Originally Posted by julien.decharentenay

From your description, your project is focusing on the solver aspect. Are CAD/Mesh/Visualisation aspect of relevance to you? If so, what are you planning to use for geometry/CAD, mesh and post-processing? I think that it is important to consider these aspects early to avoid difficulties at a later stage.

Assuming the OP is focussing more on the academic side of CFD methodology and less on the practical side of using CFD software to simulate fluid flows (both valid things to be teaching but the latter is easier and better served with commercial CFD packages) then I found geometry/CAD to be not particularly important. The reason is that to teach effectively the students need to perform and compare a lot of simulations with parametric changes to grid density, grid orientation, bcs, Reynolds number, Mach number, solvers, differencing schemes, turbulence models, etc... and they need to do this on the PCs in the pool room during tutorials. This dictates the use of mainly 1D and 2D simulations because 3D simulations take too long to setup and turn round. The geometry and grid generation for 2D simulations is easy to setup via, for example, tagged lists of weighted control points for NURBS curves and it helps get across to the students how NURBS work.

Students typically need to get data out of the simulations to evaluate various integrated quantities, ffts, plot against experimental data,... and to include in reports. This tends to mean simple files of numbers for output works well if controlled by scripts for evaluating and plotting. Of course the knee jerk reaction of many students is to dump the numbers in spreadsheets and GUI endlessly.

Unless you wish to focus on teaching the practical side of things, getting a class of students to grind away at setting up and running a few 3D simulations in the way they would do in industry has little academic merit. Commercial codes already do this well and so investing a lot of time to create an inevitably poorer copy as a teaching code makes no sense. In my experience the commercial CFD codes can be a lot less effective at running lots of 2D simulations for teaching purposes. Recently I tried to use two of the main commercial codes to support aeroacoustics teaching based around a low Mach number experiment the students performed in the lab. One code produced acceptably accurate results but took roughly 100 times more CPU than expected making it unusable for tutorials. The other used the expected amount of CPU but produced inaccurate results in the typical manner of a high Mach number code run at modest Mach numbers. In this case either the approach to the course was changed or suitable teaching software was put together manually. In itself perhaps it is slightly unrepresentative example because accurate low Mach number simulation is difficult and with little industrial need but some sort of issue like this is quite common when trying to adapt commercial industrial CFD software for academic teaching purposes.

[Zhyan]

Quote:

Originally Posted by andy_

If your students cannot work with scripts it would seem rather odd to be exposing them to the practical side of CFD without using one of the main commercial CFD packages.

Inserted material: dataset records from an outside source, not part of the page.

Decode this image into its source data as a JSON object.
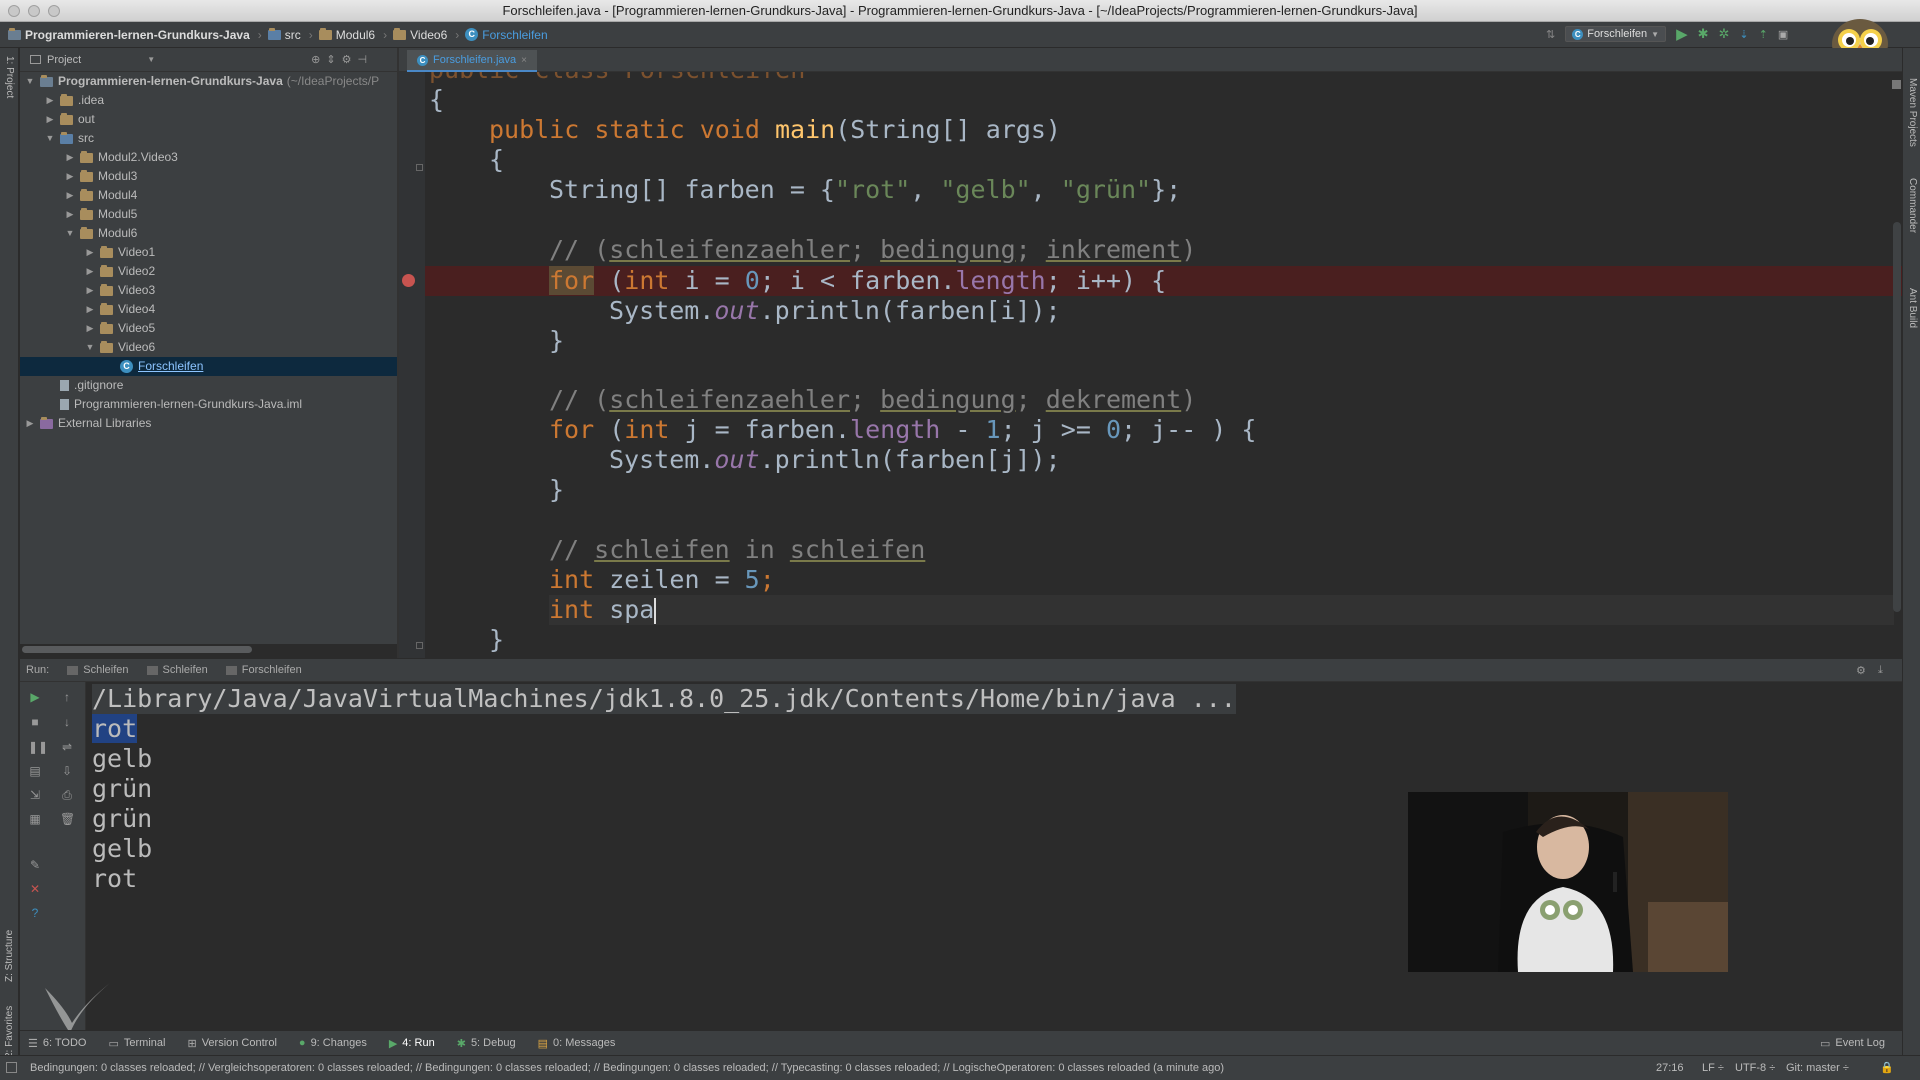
{
  "window_title": "Forschleifen.java - [Programmieren-lernen-Grundkurs-Java] - Programmieren-lernen-Grundkurs-Java - [~/IdeaProjects/Programmieren-lernen-Grundkurs-Java]",
  "breadcrumbs": [
    "Programmieren-lernen-Grundkurs-Java",
    "src",
    "Modul6",
    "Video6",
    "Forschleifen"
  ],
  "run_config": "Forschleifen",
  "project_panel": {
    "label": "Project"
  },
  "tree": [
    {
      "label": "Programmieren-lernen-Grundkurs-Java",
      "sub": "(~/IdeaProjects/P",
      "depth": 0,
      "arrow": "▼",
      "icon": "project-folder-icon"
    },
    {
      "label": ".idea",
      "depth": 1,
      "arrow": "▶",
      "icon": "folder-icon"
    },
    {
      "label": "out",
      "depth": 1,
      "arrow": "▶",
      "icon": "folder-icon"
    },
    {
      "label": "src",
      "depth": 1,
      "arrow": "▼",
      "icon": "source-folder-icon"
    },
    {
      "label": "Modul2.Video3",
      "depth": 2,
      "arrow": "▶",
      "icon": "package-icon"
    },
    {
      "label": "Modul3",
      "depth": 2,
      "arrow": "▶",
      "icon": "package-icon"
    },
    {
      "label": "Modul4",
      "depth": 2,
      "arrow": "▶",
      "icon": "package-icon"
    },
    {
      "label": "Modul5",
      "depth": 2,
      "arrow": "▶",
      "icon": "package-icon"
    },
    {
      "label": "Modul6",
      "depth": 2,
      "arrow": "▼",
      "icon": "package-icon"
    },
    {
      "label": "Video1",
      "depth": 3,
      "arrow": "▶",
      "icon": "package-icon"
    },
    {
      "label": "Video2",
      "depth": 3,
      "arrow": "▶",
      "icon": "package-icon"
    },
    {
      "label": "Video3",
      "depth": 3,
      "arrow": "▶",
      "icon": "package-icon"
    },
    {
      "label": "Video4",
      "depth": 3,
      "arrow": "▶",
      "icon": "package-icon"
    },
    {
      "label": "Video5",
      "depth": 3,
      "arrow": "▶",
      "icon": "package-icon"
    },
    {
      "label": "Video6",
      "depth": 3,
      "arrow": "▼",
      "icon": "package-icon"
    },
    {
      "label": "Forschleifen",
      "depth": 4,
      "arrow": "",
      "icon": "java-class-icon",
      "selected": true
    },
    {
      "label": ".gitignore",
      "depth": 1,
      "arrow": "",
      "icon": "file-icon"
    },
    {
      "label": "Programmieren-lernen-Grundkurs-Java.iml",
      "depth": 1,
      "arrow": "",
      "icon": "module-file-icon"
    },
    {
      "label": "External Libraries",
      "depth": 0,
      "arrow": "▶",
      "icon": "library-icon"
    }
  ],
  "editor_tab": "Forschleifen.java",
  "code": {
    "l0": "public class Forschleifen",
    "l1": "{",
    "l2a": "public static void ",
    "l2b": "main",
    "l2c": "(String[] args)",
    "l3": "{",
    "l4a": "String[] farben = {",
    "l4b": "\"rot\"",
    "l4c": ", ",
    "l4d": "\"gelb\"",
    "l4e": ", ",
    "l4f": "\"grün\"",
    "l4g": "};",
    "l5a": "// (",
    "l5b": "schleifenzaehler",
    "l5c": "; ",
    "l5d": "bedingung",
    "l5e": "; ",
    "l5f": "inkrement",
    "l5g": ")",
    "l6a": "for",
    "l6b": " (",
    "l6c": "int",
    "l6d": " i = ",
    "l6e": "0",
    "l6f": "; i < farben.",
    "l6g": "length",
    "l6h": "; i++) {",
    "l7a": "System.",
    "l7b": "out",
    "l7c": ".println(farben[i]);",
    "l8": "}",
    "l9a": "// (",
    "l9b": "schleifenzaehler",
    "l9c": "; ",
    "l9d": "bedingung",
    "l9e": "; ",
    "l9f": "dekrement",
    "l9g": ")",
    "l10a": "for",
    "l10b": " (",
    "l10c": "int",
    "l10d": " j = farben.",
    "l10e": "length",
    "l10f": " - ",
    "l10g": "1",
    "l10h": "; j >= ",
    "l10i": "0",
    "l10j": "; j-- ) {",
    "l11a": "System.",
    "l11b": "out",
    "l11c": ".println(farben[j]);",
    "l12": "}",
    "l13a": "// ",
    "l13b": "schleifen",
    "l13c": " in ",
    "l13d": "schleifen",
    "l14a": "int",
    "l14b": " zeilen = ",
    "l14c": "5",
    "l14d": ";",
    "l15a": "int",
    "l15b": " spa",
    "l16": "}"
  },
  "run": {
    "label": "Run:",
    "tabs": [
      "Schleifen",
      "Schleifen",
      "Forschleifen"
    ],
    "command": "/Library/Java/JavaVirtualMachines/jdk1.8.0_25.jdk/Contents/Home/bin/java ...",
    "output": [
      "rot",
      "gelb",
      "grün",
      "grün",
      "gelb",
      "rot"
    ]
  },
  "tool_windows": [
    "6: TODO",
    "Terminal",
    "Version Control",
    "9: Changes",
    "4: Run",
    "5: Debug",
    "0: Messages"
  ],
  "event_log": "Event Log",
  "status": {
    "message": "Bedingungen: 0 classes reloaded; // Vergleichsoperatoren: 0 classes reloaded; // Bedingungen: 0 classes reloaded; // Bedingungen: 0 classes reloaded; // Typecasting: 0 classes reloaded; // LogischeOperatoren: 0 classes reloaded (a minute ago)",
    "position": "27:16",
    "line_sep": "LF ÷",
    "encoding": "UTF-8 ÷",
    "git": "Git: master ÷"
  },
  "side_tabs": {
    "project": "1: Project",
    "structure": "Z: Structure",
    "favorites": "2: Favorites",
    "maven": "Maven Projects",
    "commander": "Commander",
    "ant": "Ant Build"
  },
  "colors": {
    "keyword": "#cc7832",
    "string": "#6a8759",
    "number": "#6897bb",
    "comment": "#808080",
    "field": "#9876aa",
    "method": "#ffc66d",
    "breakpoint": "#c75450"
  }
}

Students will have to write scripts. But the structure of the package won't be scripts + libraries. I see it like scripts + main solver. A configuration file generated by scripts will be passed on the input of the solver.

[Zhyan]

Quote:

Originally Posted by julien.decharentenay

From your description, your project is focusing on the solver aspect. Are CAD/Mesh/Visualisation aspect of relevance to you? If so, what are you planning to use for geometry/CAD, mesh and post-processing? I think that it is important to consider these aspects early to avoid difficulties at a later stage.

You are right, now I am more focused on the solver side of the package.

As for the other parts you mentioned, I plan to use simple Python scripts + GMSH package for the CAD/Mesh side of the package. Post-processing will be done again by Python scripts using numpy library. Having scripts converting output data to the VTK format one can use packages like ParaView for visualization. Also Matplotlib package seems to be very convenient for visualization of the 1D and 2D simulations.